The protest, which was closed to the media, also took place indoors, in the school gymnasium, although this morning, students were given permission to go outside the building to the flagpole, which is near the front entrance of the building, according to Luby.
But the students didn’t even think about exiting the building until they felt it was safe, Luby said.
“Personally, although I will admit I was first opposed to the idea of teachers getting involved, I was very appreciative of administrations decision to have it held inside the school as well as in the front by the flag pole,” said Nonnewaug Junior Sarah Sandor. “The fact that they weren’t controlling the walkout but rather just observing it for our safety made the environment very empowering for me and my peers.”
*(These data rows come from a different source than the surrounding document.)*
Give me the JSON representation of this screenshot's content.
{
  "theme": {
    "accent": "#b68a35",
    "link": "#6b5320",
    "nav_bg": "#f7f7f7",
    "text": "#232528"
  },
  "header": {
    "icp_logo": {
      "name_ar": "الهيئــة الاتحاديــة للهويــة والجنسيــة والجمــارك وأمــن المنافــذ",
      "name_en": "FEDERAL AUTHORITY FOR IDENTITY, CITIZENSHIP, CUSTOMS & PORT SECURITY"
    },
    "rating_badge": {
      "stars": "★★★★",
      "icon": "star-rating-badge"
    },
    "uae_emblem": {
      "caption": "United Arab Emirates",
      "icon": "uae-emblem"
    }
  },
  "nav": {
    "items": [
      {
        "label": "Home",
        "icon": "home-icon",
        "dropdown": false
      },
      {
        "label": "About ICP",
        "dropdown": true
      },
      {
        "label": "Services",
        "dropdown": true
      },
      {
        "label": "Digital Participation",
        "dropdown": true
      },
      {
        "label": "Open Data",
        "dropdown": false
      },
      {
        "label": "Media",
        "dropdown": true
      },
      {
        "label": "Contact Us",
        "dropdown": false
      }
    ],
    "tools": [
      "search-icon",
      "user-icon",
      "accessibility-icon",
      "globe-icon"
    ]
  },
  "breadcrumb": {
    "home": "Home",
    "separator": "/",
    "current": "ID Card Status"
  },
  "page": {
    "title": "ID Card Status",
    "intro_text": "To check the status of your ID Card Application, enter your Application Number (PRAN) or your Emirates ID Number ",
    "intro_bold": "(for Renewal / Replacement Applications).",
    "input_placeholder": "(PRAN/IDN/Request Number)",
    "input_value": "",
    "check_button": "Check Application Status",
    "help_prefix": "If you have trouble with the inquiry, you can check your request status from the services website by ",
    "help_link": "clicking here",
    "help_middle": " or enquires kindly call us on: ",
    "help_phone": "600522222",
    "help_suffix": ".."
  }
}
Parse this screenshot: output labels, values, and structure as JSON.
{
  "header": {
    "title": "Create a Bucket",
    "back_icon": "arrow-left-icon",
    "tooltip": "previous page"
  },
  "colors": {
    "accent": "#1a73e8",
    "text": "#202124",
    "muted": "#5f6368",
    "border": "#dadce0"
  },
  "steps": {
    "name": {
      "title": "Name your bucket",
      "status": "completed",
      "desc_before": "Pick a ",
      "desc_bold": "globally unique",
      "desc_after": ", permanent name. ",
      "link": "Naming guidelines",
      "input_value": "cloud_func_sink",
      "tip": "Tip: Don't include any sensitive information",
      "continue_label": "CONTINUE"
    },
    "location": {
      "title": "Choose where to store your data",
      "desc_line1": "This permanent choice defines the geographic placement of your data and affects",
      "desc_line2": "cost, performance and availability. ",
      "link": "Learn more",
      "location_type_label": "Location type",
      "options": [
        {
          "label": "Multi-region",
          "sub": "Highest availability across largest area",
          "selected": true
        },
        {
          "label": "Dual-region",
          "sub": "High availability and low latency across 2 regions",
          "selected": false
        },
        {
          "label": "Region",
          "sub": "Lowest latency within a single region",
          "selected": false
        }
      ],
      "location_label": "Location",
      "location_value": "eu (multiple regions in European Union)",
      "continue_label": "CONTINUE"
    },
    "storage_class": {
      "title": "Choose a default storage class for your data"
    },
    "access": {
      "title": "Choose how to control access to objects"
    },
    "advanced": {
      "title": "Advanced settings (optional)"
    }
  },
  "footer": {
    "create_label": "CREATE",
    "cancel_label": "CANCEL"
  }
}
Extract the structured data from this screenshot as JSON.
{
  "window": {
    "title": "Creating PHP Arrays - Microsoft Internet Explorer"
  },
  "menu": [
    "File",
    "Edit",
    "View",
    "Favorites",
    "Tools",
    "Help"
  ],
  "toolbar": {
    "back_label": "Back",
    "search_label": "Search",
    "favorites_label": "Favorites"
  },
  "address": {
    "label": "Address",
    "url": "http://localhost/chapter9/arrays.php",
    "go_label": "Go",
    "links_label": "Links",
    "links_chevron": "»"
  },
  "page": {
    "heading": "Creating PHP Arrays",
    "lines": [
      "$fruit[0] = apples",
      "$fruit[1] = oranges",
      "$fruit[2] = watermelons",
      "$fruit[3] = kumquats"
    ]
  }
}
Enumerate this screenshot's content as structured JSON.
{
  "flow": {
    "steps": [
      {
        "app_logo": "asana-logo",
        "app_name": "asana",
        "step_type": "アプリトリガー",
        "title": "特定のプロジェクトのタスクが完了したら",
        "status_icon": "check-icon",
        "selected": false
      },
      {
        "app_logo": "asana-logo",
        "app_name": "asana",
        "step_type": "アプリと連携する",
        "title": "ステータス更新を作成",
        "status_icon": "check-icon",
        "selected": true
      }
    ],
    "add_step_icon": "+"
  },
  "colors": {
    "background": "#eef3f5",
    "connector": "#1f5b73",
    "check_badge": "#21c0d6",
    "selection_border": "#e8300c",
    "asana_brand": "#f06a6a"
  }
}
“The kids were very concerned about safety, and today’s protest was because they don’t feel they are safe and invincible,” Luby said. “They wanted lawmakers to know they don’t feel safe in their own schools.”
Nonnewaug Senior Penelope Kogan said that she and her friends felt safe to share their opinions and start a conversation on what they believe needs to be done to ensure that all students are safe at school every day.
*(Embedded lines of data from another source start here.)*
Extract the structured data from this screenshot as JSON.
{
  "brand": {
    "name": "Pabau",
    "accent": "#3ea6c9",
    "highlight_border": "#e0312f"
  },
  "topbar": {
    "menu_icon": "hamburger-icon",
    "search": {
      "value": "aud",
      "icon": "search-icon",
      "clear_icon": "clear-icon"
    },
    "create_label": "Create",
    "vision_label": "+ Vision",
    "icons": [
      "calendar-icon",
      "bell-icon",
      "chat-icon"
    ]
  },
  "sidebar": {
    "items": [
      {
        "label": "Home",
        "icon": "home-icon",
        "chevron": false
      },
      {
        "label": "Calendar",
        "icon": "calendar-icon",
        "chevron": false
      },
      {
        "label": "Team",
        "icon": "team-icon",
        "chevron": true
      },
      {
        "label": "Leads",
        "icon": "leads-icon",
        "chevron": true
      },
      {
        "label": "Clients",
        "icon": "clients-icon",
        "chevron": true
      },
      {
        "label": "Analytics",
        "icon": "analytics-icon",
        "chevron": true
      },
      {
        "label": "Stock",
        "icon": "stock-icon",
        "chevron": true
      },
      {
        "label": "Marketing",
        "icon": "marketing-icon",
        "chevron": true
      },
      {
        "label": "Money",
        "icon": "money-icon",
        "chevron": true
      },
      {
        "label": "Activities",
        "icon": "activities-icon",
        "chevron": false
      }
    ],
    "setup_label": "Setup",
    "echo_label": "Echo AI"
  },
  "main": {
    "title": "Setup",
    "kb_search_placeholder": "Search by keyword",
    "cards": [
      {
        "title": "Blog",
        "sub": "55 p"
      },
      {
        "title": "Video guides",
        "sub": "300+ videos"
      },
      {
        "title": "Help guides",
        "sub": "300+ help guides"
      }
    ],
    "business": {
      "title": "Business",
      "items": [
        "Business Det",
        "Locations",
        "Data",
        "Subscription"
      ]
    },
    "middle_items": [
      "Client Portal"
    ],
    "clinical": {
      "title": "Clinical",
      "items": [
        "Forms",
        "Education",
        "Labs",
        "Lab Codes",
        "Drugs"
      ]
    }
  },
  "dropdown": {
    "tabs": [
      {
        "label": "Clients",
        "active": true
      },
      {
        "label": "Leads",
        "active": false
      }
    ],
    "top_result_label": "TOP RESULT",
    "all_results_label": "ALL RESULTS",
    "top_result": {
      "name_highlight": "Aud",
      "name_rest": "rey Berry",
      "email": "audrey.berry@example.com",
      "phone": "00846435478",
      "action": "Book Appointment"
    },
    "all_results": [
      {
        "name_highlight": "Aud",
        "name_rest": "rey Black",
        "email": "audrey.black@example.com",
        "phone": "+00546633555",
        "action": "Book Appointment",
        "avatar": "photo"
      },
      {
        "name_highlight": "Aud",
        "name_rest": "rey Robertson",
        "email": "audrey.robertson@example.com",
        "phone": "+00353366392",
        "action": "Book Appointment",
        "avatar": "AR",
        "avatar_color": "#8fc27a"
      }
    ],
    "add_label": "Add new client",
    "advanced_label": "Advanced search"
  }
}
Kogan added that not all the students who participated shared the same viewpoint.
“There were definitely some students expressing that they were against the cause, but for the most part it was really inspiring to see students, who aren’t usually vocal, walking out and supporting the movement,” Kogan said.
Nonnewaug Sophomore Chloe Calo said she participated in the walkout because she wanted to take a moment to respect the students at Marjory Stoneman Douglas High School in Parkland, FL, where 17 people were shot and killed during a shooting one month ago today. Some students in the gym signed a banner, and also interviewed other students for a video that will be sent to the Marjory Stoneman Douglas students.
Despite the controversial issue and the reason for the protest, Luby said she was confident that there wouldn’t be any incidents between students at Nonnewaug at today’s protest. After the protest, Luby told the students that she may have got more sleep than most of her counterparts because of the respect the students have for each other.
“I’m sure not many high school principals got a lot of sleep last night,” Luby said. “But I had confidence in the kids. They were respectful, purposeful, and kind. I am bursting with pride.”
Woodbury Middle School Students Also Protest
Meanwhile, across town at Woodbury Middle School, students led their own student-driven protest.
“The students did not participate until they knew they would be allowed to congregate,” said Woodbury Middle School Interim Principal Pam Lazaroski. “We gave them an opportunity to meet in the school’s Library Media Center, where we felt they would be safe. The students were very cooperative and respectful.”
Lazaroski said the students stood for 17 minutes in silence and then returned to their regularly scheduled classes. Lazaroski added that Pam Sordi, the Assistant Principal, complimented the students on their mature behavior while supporting the national initiative.